There appears to be a very string correlation here in our data, but it is likely more useful to evaluate the individual clusters. 

In [None]:
clusters = pd.DataFrame({
    'x': np.concatenate([np.random.uniform(0.0, 0.5, 25), np.random.uniform(5.0, 5.5, 25)]),
    'y': np.concatenate([np.random.uniform(0.0, 0.5, 25), np.random.uniform(5.0, 5.5, 25)]),
})
ax = clusters.plot.scatter('x', 'y')

coeffs = polynomial.polyfit(clusters.x, clusters.y, 1)
fit = polynomial.polyval([0.0, 5.5], coeffs)
ax.plot([0.0, 5.5], fit)

In [None]:
r = np.corrcoef(clusters.x, clusters.y)
r

In [None]:
cluster1 = clusters.iloc[:25]
ax = cluster1.plot.scatter('x', 'y')

coeffs = polynomial.polyfit(cluster1.x, cluster1.y, 1)
fit = polynomial.polyval([0.0, 0.5], coeffs)
ax.plot([0.0, 0.5], fit)

In [None]:
r = np.corrcoef(cluster1.x, cluster1.y)
r

In [None]:
cluster2 = clusters.iloc[25:]
ax = cluster2.plot.scatter('x', 'y')

coeffs = polynomial.polyfit(cluster2.x, cluster2.y, 1)
fit = polynomial.polyval([5.0, 5.5], coeffs)
ax.plot([5.0, 5.5], fit)

In [None]:
r = np.corrcoef(cluster2.x, cluster2.y)
r

#### Outliers

Outliers in data can greatly skew measures of correlation within a data set.

In [None]:
outlier = pd.DataFrame({
    'x': np.random.uniform(0.0, 0.5, 25),
    'y': np.random.uniform(0.0, 0.5, 25),
})
outlier.iloc[-1] = [5.0, 5.0]
ax = outlier.plot.scatter('x', 'y')

coeffs = polynomial.polyfit(outlier.x, outlier.y, 1)
fit = polynomial.polyval([0.0, 5.0], coeffs)
ax.plot([0.0, 5.0], fit)

In [None]:
r = np.corrcoef(outlier.x, outlier.y)
r

Again our trendline and correlation coefficient indicate a strong relation in the data, but the single outlier at `(5.0, 5.0)` is skewing our assessment of the data. If we strip that value from our data, we see that there is not much to our data.

In [None]:
outlier_removed = outlier.iloc[:-1]
ax = outlier_removed.plot.scatter('x', 'y')

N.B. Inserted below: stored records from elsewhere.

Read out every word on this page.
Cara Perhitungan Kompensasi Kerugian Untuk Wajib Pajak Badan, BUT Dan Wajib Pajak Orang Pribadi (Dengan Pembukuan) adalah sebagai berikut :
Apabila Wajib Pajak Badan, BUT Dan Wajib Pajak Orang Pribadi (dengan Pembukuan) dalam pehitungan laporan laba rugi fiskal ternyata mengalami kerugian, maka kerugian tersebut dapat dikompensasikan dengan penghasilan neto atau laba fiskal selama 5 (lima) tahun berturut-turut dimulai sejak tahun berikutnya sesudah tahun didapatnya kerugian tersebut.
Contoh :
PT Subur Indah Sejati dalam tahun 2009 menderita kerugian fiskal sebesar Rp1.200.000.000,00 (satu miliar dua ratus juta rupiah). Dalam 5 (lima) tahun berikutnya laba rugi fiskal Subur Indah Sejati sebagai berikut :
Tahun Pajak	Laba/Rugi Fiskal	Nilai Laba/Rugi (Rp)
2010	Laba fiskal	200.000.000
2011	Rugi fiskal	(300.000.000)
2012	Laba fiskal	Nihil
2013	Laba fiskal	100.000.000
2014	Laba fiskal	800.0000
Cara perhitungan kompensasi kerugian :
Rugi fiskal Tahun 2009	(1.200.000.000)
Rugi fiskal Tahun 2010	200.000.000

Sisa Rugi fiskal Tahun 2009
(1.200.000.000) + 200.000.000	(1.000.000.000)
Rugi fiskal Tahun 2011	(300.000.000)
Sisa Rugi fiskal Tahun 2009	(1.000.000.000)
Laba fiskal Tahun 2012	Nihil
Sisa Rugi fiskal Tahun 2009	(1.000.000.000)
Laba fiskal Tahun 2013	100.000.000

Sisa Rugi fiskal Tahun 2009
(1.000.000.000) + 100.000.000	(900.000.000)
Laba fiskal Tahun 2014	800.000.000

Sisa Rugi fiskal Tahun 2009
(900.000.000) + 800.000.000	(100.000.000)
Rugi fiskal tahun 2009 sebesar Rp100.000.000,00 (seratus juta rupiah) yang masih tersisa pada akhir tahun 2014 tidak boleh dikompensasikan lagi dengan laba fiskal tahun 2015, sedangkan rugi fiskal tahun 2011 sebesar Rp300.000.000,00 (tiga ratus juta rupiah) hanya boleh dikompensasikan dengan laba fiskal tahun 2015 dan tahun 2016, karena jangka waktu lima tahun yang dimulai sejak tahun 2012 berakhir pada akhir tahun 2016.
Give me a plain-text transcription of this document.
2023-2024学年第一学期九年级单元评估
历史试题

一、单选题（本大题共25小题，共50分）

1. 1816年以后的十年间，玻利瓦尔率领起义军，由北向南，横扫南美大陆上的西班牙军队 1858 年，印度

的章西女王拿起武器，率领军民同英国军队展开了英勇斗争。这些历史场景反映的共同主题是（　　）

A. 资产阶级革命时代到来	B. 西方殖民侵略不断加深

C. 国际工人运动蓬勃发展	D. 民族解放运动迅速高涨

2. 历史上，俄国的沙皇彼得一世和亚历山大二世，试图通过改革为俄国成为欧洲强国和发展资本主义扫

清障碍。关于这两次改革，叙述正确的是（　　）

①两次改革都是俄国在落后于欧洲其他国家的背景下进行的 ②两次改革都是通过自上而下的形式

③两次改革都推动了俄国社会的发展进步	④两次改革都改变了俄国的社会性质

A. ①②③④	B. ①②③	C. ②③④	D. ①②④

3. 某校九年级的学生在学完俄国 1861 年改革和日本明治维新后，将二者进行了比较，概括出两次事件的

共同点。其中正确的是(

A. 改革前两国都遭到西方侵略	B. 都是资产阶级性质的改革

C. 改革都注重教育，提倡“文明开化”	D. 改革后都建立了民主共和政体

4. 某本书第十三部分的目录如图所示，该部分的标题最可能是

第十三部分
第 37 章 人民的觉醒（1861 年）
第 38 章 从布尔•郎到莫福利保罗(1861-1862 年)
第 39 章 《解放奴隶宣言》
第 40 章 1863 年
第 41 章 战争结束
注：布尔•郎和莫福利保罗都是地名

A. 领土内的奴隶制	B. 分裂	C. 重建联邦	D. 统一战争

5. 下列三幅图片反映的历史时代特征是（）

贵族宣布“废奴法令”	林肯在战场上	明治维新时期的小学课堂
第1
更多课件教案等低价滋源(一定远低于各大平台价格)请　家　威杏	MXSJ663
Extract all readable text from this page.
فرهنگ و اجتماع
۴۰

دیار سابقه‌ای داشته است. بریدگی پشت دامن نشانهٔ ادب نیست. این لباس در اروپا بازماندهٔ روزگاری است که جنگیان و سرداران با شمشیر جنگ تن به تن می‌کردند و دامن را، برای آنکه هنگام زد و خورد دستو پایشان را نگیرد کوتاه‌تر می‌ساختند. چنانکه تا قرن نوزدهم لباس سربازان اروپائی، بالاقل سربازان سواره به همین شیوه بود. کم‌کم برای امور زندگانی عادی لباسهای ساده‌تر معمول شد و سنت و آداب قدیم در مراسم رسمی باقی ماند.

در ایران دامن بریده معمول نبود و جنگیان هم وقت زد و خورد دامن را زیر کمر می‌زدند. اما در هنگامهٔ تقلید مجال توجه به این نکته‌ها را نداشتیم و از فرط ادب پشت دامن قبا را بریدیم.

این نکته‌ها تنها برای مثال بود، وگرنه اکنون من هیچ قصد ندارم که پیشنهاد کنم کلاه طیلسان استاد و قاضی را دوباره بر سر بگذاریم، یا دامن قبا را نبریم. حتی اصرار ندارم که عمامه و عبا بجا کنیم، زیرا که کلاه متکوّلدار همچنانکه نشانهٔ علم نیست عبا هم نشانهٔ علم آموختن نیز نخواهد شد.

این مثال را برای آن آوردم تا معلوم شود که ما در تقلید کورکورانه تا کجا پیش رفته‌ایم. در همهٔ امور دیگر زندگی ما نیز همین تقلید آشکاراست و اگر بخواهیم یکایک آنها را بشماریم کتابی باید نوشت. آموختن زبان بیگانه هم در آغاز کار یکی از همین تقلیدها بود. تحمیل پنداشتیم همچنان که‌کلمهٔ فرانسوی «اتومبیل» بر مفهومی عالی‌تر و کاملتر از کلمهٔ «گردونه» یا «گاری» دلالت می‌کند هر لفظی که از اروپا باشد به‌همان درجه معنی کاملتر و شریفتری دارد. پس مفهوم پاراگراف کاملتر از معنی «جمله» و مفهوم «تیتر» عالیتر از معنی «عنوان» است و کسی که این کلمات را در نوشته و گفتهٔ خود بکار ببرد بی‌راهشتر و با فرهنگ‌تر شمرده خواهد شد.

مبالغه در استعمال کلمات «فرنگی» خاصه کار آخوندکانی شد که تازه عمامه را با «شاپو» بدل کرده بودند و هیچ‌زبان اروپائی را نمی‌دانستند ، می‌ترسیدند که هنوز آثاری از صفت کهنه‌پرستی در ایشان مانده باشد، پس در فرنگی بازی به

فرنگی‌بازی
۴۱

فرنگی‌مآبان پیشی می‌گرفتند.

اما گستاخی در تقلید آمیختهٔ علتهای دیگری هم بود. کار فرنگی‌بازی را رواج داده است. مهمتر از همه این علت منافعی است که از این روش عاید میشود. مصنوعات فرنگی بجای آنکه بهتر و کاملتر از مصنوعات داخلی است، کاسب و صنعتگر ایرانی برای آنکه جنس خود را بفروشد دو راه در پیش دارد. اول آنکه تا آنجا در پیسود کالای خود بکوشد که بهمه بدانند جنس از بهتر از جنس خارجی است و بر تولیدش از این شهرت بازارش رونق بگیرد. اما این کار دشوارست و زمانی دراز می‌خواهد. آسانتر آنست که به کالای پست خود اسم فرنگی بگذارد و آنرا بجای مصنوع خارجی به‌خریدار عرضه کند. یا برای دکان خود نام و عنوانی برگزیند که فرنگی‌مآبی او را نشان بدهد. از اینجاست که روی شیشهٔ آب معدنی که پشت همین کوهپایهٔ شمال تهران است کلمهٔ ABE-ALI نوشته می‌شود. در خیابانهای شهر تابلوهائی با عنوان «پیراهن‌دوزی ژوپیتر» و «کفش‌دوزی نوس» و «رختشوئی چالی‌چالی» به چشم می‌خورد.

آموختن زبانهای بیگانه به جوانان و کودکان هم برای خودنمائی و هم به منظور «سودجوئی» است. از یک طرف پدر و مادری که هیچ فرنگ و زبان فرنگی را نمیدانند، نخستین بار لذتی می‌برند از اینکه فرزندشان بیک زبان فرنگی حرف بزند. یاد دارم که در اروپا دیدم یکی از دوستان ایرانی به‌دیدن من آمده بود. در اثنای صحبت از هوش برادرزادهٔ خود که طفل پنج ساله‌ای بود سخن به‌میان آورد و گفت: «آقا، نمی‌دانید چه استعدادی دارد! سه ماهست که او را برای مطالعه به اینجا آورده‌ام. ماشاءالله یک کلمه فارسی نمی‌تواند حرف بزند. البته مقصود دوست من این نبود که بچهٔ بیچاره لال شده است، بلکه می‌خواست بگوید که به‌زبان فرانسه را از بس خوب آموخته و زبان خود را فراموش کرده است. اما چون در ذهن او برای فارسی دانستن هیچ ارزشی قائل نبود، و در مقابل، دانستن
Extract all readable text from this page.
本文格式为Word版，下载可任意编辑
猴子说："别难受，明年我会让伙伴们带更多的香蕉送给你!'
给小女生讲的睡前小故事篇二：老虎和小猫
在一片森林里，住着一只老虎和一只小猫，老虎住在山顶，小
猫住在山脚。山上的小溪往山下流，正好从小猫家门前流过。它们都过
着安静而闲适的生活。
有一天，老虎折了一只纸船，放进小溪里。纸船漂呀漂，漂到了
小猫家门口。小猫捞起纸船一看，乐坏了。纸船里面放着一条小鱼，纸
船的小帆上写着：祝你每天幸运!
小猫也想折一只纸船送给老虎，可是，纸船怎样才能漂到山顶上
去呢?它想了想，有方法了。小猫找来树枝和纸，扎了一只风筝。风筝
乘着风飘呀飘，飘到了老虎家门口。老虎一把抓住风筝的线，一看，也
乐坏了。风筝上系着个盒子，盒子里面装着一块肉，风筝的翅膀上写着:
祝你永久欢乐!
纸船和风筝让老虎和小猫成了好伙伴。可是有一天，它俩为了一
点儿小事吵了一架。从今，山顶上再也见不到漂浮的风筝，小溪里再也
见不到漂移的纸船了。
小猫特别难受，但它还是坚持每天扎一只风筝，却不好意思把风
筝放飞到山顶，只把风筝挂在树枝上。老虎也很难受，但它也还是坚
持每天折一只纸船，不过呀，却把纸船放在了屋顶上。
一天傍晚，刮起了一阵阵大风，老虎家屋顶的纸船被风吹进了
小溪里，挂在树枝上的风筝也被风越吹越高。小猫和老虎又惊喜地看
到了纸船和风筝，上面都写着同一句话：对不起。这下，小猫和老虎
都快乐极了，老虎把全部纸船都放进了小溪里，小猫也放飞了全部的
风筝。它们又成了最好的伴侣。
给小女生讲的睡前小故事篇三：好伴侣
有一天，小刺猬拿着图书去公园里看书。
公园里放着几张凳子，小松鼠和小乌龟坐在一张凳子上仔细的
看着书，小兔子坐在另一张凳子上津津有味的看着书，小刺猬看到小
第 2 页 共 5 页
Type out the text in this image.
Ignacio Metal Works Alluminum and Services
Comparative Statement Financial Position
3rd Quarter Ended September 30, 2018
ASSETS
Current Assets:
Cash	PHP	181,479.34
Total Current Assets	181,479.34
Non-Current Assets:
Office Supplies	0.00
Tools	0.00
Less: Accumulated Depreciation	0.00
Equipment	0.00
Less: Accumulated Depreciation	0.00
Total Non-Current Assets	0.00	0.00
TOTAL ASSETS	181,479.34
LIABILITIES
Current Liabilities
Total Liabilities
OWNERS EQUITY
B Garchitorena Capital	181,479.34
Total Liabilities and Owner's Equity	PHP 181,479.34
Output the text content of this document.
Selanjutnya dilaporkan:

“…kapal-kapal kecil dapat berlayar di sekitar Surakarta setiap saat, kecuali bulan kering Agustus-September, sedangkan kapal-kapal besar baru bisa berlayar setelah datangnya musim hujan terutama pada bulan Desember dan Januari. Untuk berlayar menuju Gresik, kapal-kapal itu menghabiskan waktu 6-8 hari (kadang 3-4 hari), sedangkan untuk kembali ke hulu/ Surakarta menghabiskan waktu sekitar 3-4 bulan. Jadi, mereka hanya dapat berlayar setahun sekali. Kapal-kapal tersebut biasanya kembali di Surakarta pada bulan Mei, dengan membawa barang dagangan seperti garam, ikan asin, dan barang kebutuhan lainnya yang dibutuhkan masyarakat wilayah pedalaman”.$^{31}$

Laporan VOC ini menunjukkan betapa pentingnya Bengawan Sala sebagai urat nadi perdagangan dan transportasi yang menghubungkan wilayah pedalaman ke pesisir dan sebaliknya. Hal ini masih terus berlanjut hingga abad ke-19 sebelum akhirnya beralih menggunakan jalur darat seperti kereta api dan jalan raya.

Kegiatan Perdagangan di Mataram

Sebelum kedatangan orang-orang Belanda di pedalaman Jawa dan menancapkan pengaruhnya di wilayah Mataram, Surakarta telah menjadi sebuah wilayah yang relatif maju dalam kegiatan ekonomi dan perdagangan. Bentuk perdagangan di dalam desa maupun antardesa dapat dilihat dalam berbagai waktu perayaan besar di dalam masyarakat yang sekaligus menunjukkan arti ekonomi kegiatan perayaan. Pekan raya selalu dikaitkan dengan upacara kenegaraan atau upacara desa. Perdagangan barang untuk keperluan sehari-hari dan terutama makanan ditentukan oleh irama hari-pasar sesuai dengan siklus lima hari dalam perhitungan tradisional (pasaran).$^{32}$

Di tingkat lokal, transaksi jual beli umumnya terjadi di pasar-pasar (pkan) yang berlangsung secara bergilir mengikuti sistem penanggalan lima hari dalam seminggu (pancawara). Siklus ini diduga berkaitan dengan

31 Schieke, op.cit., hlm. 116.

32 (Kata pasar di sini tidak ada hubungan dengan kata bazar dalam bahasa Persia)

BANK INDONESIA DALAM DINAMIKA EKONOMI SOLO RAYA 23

coeffs = polynomial.polyfit(outlier_removed.x, outlier_removed.y, 1)
fit = polynomial.polyval([0.0, 0.5], coeffs)
ax.plot([0.0, 0.5], fit)

In [None]:
r = np.corrcoef(outlier_removed.x, outlier_removed.y)
r

This is a much more accurate representation of our data! However, it is worth noting that outliers in data are not necessarily bad. There very well could be something in your model or system that behaves outlandish under certain criteria, and while it may make some statistical operations and observations worse/less conclusive, it is always best to understand the reasons behind any and all outliers!